Selon des chiffres de l’UNICEF, chaque jour, environ 1400 femmes et filles meurent de causes liées à la grossesse. Et chaque année, pas moins de 600.000 femmes décèdent de complications liées à la grossesse.
Plus  de 6 millions d’enfants en perdent la vie à la naissance ou tout juste après. La grande majorité des décès maternels survient chez les femmes très pauvres. Pour les femmes âgées de 15 à 49 ans résidant dans des pays à revenu faible et intermédiaire, les complications liées à la grossesse et à l’accouchement constituent la principale cause de décès et d’infirmité. Ces décès peuvent être attribués, non seulement aux défaillances des systèmes de soins, mais aussi à la discrimination à l’égard des femmes.
En Afrique subsaharienne, par exemple, une femme sur treize risque de mourir lors de l’accouchement ou peu après. Alors que dans les pays industrialisés, ce risque n’est que de 1 sur 4085. Et pourtant, l’Unicef souligne que les décès maternels ne révèlent pas l’ampleur de la tragédie. En réalité, indique l’institution mondiale, pour chaque femme qui meurt de complications liées à la grossesse, trente autres souffrent d’infections ou subissent des blessures ou des handicaps qui sont rarement soignés et dont personne ne parle. Aujourd’hui, ajoute l’Unicef, quelque 300 millions de femmes, soit un quart des femmes vivant dans les pays en développement, ont connu des problèmes, qui ont profondément changé leur vie pendant la grossesse ou durant l’accouchement.
Selon l’UNICEF, les mesures destinées à réduire ces types de mortalités sont très simples. « Il faut certainement investir, a affirmé Mme Carol Bellamy, directrice générale de l’UNICEF. Mais il faut surtout se concentrer sur le droit des femmes à bénéficier des soins de santé maternelle les plus élémentaires. Les gouvernements et les communautés ne doivent pas considérer cela comme un luxe mais comme un des éléments essentiels de la santé des femmes, des enfants, de la famille tout entière. » Aux termes des normes internationales contraignantes des droits humains, les femmes peuvent prétendre aux soins de santé et aux conseils nécessaires durant la période de grossesse et accoucher sans encourir les risques des maladies et des infirmités graves.

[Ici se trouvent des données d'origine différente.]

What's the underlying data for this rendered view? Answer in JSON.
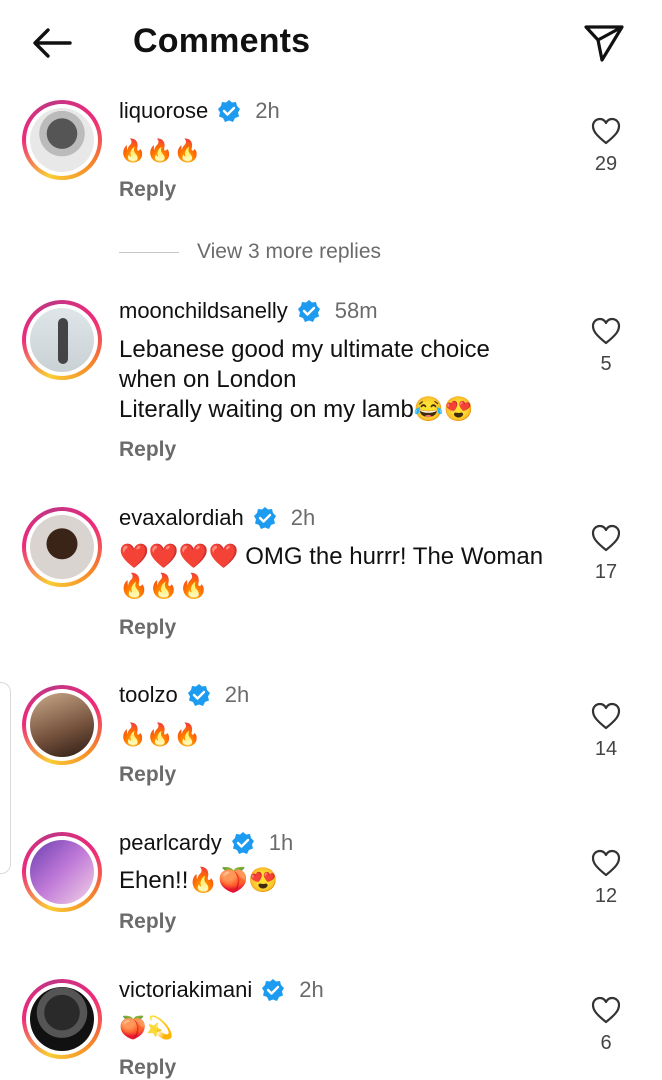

L’accès des femmes à ces conditions dépend essentiellement de l’engagement des gouvernements à assurer cet accès.
La santé de la procréation est un domaine de la santé publique qui prend en charge l’accès aux soins pour la grossesse, l’accouchement et la contraception, ainsi que l’éducation sanitaire et la prévention de l’avortement, du SIDA et des maladies sexuellement transmissibles.
Il faut dire que la maternité sans risques est de garantir à ce que toutes les femmes reçoivent les soins dont elles ont besoin pour être en bonne santé et à l’abri de risques tout au long de la grossesse et de l’accouchement. Chez nous, dans le monde rural notamment, le chemin, pour y arriver, s’annonce long et laborieux.